Arrestation musclée des deux suspects dans l’attaque contre Goïta : même un criminel a des droits

SGB78

Hier mardi 20 juillet 2021, le président de la transition Assimi Goïta a été l’objet d’une tentative d’assassinat à la Grande mosquée de Bamako lors de la célébration de l’Aid el Kebir. Un homme armé d’un couteau l’a attaqué mais ce patron des forces spéciales a réussi à esquiver avant l’intervention des forces de l’ordre pour maîtriser l’individu.

        Juste après cette tentative d’assassinat manqué, des images ont inondé les réseaux sociaux montrant l’un des suspects aux mains des forces de l’ordre entrain d’être rudoyé avant d’être jeté sans ménagement à l’arrière d’un pick up de l’armée malienne. Ces images d’hommes en armes et même de civils tentant de rudoyer de coups l’un des suspects se justifient-elles ? Elles n’ont d’ailleurs pas manqué d’interpeller une frange de l’opinion pour qui, un criminel, quels que soient l’ampleur de la faute dont il s’est rendu coupable à des droits. Cette manière de brutaliser une personne au cours de son arrestation ne viole-t-elle pas la dignité humaine ? La torture reste une violation grave de la dignité humaine et elle ne peut être tolérée en aucune circonstance. La torture et les mauvais traitements sont toujours prohibés, y compris « dans les situations de guerre, d’urgence ou d’autres menaces à la stabilité d’un État ». Par ailleurs, « l’interdiction de la torture est absolue et n’est, en aucun cas, susceptible de dérogation ».

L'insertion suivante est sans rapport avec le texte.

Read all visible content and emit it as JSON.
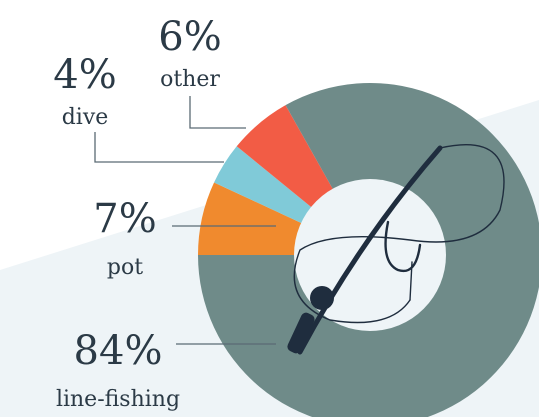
{
  "chart_data": {
    "type": "donut",
    "categories": [
      "pot",
      "dive",
      "other",
      "line-fishing"
    ],
    "values": [
      7,
      4,
      6,
      84
    ],
    "value_labels": [
      "7%",
      "4%",
      "6%",
      "84%"
    ],
    "colors": [
      "#f08a2e",
      "#80cad8",
      "#f25c45",
      "#6f8b89"
    ]
  }
}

        On peut aisément comprendre la colère du cercle restreint du Chef de la transition mais c’est à la justice d’infliger la sentence à la hauteur de l’acte commis après que les fins limiers maliens aient remonté le fil des commanditaires de cette attaque manquée contre le patron de la transition malienne.

« Quand on est leader, il y a toujours des mécontents, des gens qui peuvent à tout moment vouloir tenter des choses pour déstabiliser », a expliqué le colonel Goïta après cette attaque.